June 10th is the anniversary of the tragedy in the French village of Oradour-sur-Glane in 1944. I previously blogged about Oradour-sur-Glane at https://furtherglory.wordpress.com/2010/04/03/oradour-sur-glane-shown-in-the-tv-series-the-world-at-war/
There are two sides to the Oradour-sur-Glane story: the official version and the German side of the story.
The official story of the massacre at Oradour-sur-Glane is told in a 190-page book entitled Oradour-sur-Glane, a Vision of Horror. This is the Official Publication of the Remembrance Committee and the National Association of the Families of the Martyrs of Oradour-sur-Glane, written by Guy Pauchou, sub-prefect of Rochechouart, which is a nearby town, and Dr. Pierre Masfrand, the curator of the ruins of Oradour-sur-Glane.
The book tells the official story of the destruction of the peaceful village of Oradour-sur-Glane on June 10, 1944 when 642 innocent men, women and children were brutally murdered for no reason at all and the whole town was destroyed by Waffen-SS soldiers in Hitler’s elite army.
Read more at http://www.scrapbookpages.com/Oradour-sur-Glane/Story/OfficialStory.html
One of the first sights that can be seen on the entrance road into the ruined village is the “Tragic Well,” where dead bodies that had been thrown into the well were found. The photo below was taken from inside the enclosure of an old farmstead; it shows the old well with a wooden cross placed beside it.
According to Philip Beck, who wrote a book about Oradour-sur-Glane, entitled Oradour, Village of the Dead, the names of the victims whose bodies were found in the well are unknown. Out of the 642 people murdered in the village by the SS soldiers, the bodies of only 52 were ever identified. But according to defense testimony at the Nuremberg IMT, the SS claimed to have found a number of bodies of German soldiers in the well.
Here is the German version of the Oradour-sur-Glane story:
On 10 June 1944, two platoons of soldiers in the 3rd company of Der Führer regiment of Das Reich division in the Waffen-SS army, under the command of Captain Otto Kahn and accompanied by Battalion Commander Adolf Diekmann, went to the village of Oradour-sur-Glane for the express purpose of searching for another battalion commander, Major Helmut Kämpfe, a beloved officer and a close personal friend of Diekmann, who was missing. It was known that Kämpfe’s car had been ambushed and that he had been kidnapped by members of the Maquis, who were part of the FTP, a French Communist resistance organization, commanded by Georges Guingouin. It was believed that the Maquis was planning to ceremoniously execute Kämpfe that very day.

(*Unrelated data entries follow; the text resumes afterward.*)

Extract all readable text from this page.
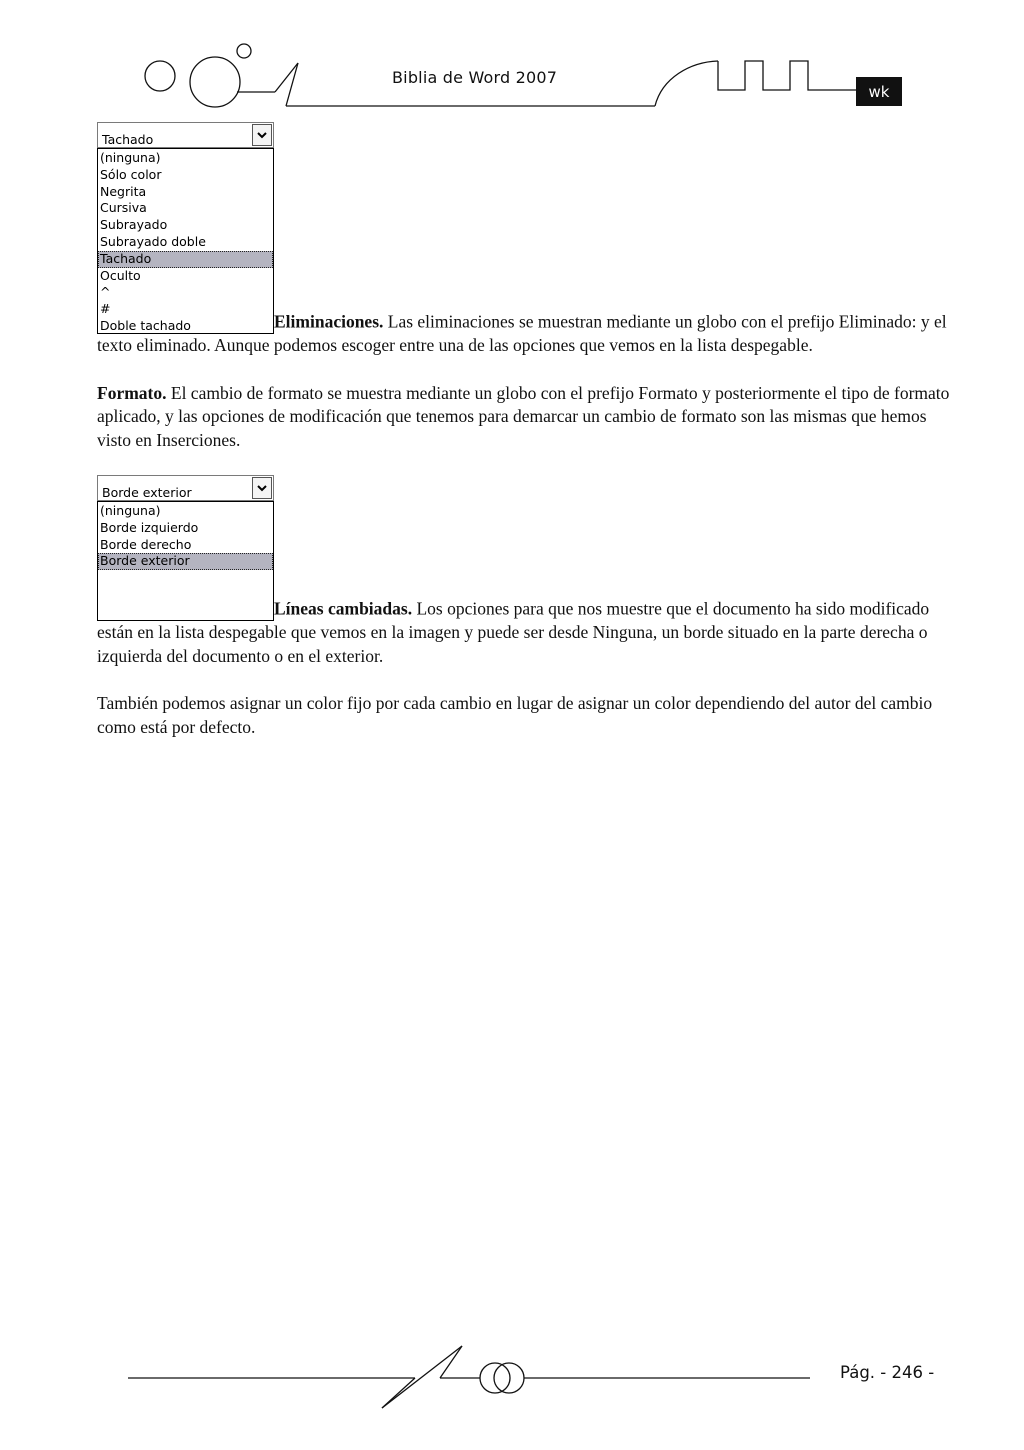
Biblia de Word 2007
wk

Tachado
(ninguna)
Sólo color
Negrita
Cursiva
Subrayado
Subrayado doble
Tachado
Oculto
^
#
Doble tachado	Eliminaciones. Las eliminaciones se muestran mediante un globo con el prefijo Eliminado: y el texto eliminado. Aunque podemos escoger entre una de las opciones que vemos en la lista despegable.

Formato. El cambio de formato se muestra mediante un globo con el prefijo Formato y posteriormente el tipo de formato aplicado, y las opciones de modificación que tenemos para demarcar un cambio de formato son las mismas que hemos visto en Inserciones.

Borde exterior
(ninguna)
Borde izquierdo
Borde derecho
Borde exterior
Líneas cambiadas. Los opciones para que nos muestre que el documento ha sido modificado están en la lista despegable que vemos en la imagen y puede ser desde Ninguna, un borde situado en la parte derecha o izquierda del documento o en el exterior.

También podemos asignar un color fijo por cada cambio en lugar de asignar un color dependiendo del autor del cambio como está por defecto.

Pág. - 246 -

Diekmann had received information that morning from two collaborators in the French Milice (secret police), who told him that Kämpfe was being held prisoner in Oradour-sur-Glane and that the Maquisards, as the resistance fighters were called, were planning to burn Kämpfe alive. This information was confirmed by German intelligence reports.
Another SS officer, named Karl Gerlach, had been kidnapped the day before by the Maquis and taken to Oradour-sur-Glane, after he had offered to give information to their leader in exchange for his life. In the village, Gerlach saw members of the Maquis, including women who were dressed in leather jackets and wearing steel helmets, the clothing of Resistance fighters. He escaped, wearing nothing but his underwear, just as they were preparing to execute him. He gave this information to Diekmann and showed him the location of Oradour-sur-Glane on a map.
Read more at http://www.scrapbookpages.com/Oradour-sur-Glane/Story/Synopsis02.html
The photo above shows unburned body parts, found with clothing still intact, in the ruins of the Church in Oradour-sur-Glane.
The photo below shows the burned corpse of Dr. Jean Desourteaux, the mayor of the town. His body was one of only 52 victims that could be positively identified.
In spite of the fact that the evidence shows that the church in Oradour-sur-Glane was destroyed by bombs stored in the church by the resistance fighters in the town, the official story, that you must believe if you don’t want to go to prison, is that the German soldiers set fire to the church.
Vincent Reynouard was imprisoned because he contradicted the official story of Oradour-sur-Glane.